Fairness and Representation: Robust methods that maintain accurate subgroup representation, especially for minority and intersectional populations (Bullwinkel et al., 2022, Pereira et al., 2023).
Hybrid and Domain-specific Techniques: Adaptive combination of parametric, nonparametric, deep generative, and optimization-based synthesis tailored for structured, longitudinal, or spatial data (Cunningham et al., 2021, Kreačić et al., 2023).
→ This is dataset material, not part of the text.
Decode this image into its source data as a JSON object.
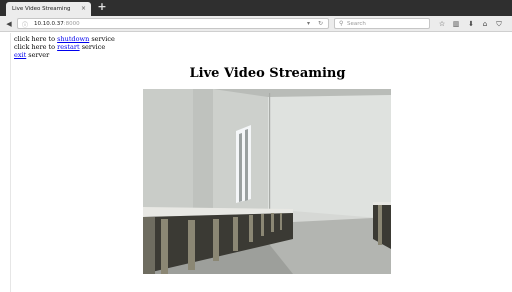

7. Summary Table: Core Mechanisms and Their Properties

Mechanism Type	Example Algorithms	High-dimensional scalability	Downstream fairness	Utility guarantee type
Marginal-based	Private-PGM, MST, MWEM	High (with treewidth limits)	Robust	Marginal/graphical model
Distributional utility	pMSE Mechanism	Moderate (MCMC bottleneck)	Not directly addressed	pMSE-optimal
Sampling & optimization	Private Sampling (BSV), B & L	Polynomial for low d	Not directly addressed	Uniform deviation in queries
Space partition	PMM, KD-Tree	Moderate	Not directly addressed	Wasserstein/MMD
Deep generative	DP-GAN, PATE-GAN, DP-CGAN	Low (tabular), High (image)	Poor at low ε	Distributional (weak)
Focused risk control	ε-PrivateSMOTE	High (as applied)	Designed for linkage	Empirical coverage/utility
Relational/vertical	DP RelDB, Conditional JAM	Moderate (with limitations)	Not directly addressed	Cross-table marginals/reconstruction

In conclusion, differentially private synthetic data research comprises a rapidly evolving domain at the intersection of privacy, statistics, and algorithm design. A spectrum of mechanisms offer trade-offs between analytical fidelity, computational tractability, and privacy risk. Marginal-based and graphical-model approaches provide scalable and robust solutions for tabular data, while more recent innovations address high-dimensional, continuous, and structured relational settings. Methodological advances continue to refine statistical accuracy, fairness, and practical deployment for real-world privacy-sensitive data sharing (Snoke et al., 2018, Carvalho et al., 2022, Boedihardjo et al., 2021, He et al., 2023, Kreačić et al., 2023, Cunningham et al., 2021, Boedihardjo et al., 2021, Bojkovic et al., 6 May 2024, He et al., 2023, Rosenblatt et al., 2020, McKenna et al., 2021, Alimohammadi et al., 29 May 2024, Pereira et al., 2023, Torkzadehmahani et al., 2020, Bowen et al., 2019, Bullwinkel et al., 2022, Perez et al., 20 Mar 2024, Zhang et al., 2020, Bowen et al., 2016, Maddock et al., 15 Apr 2025).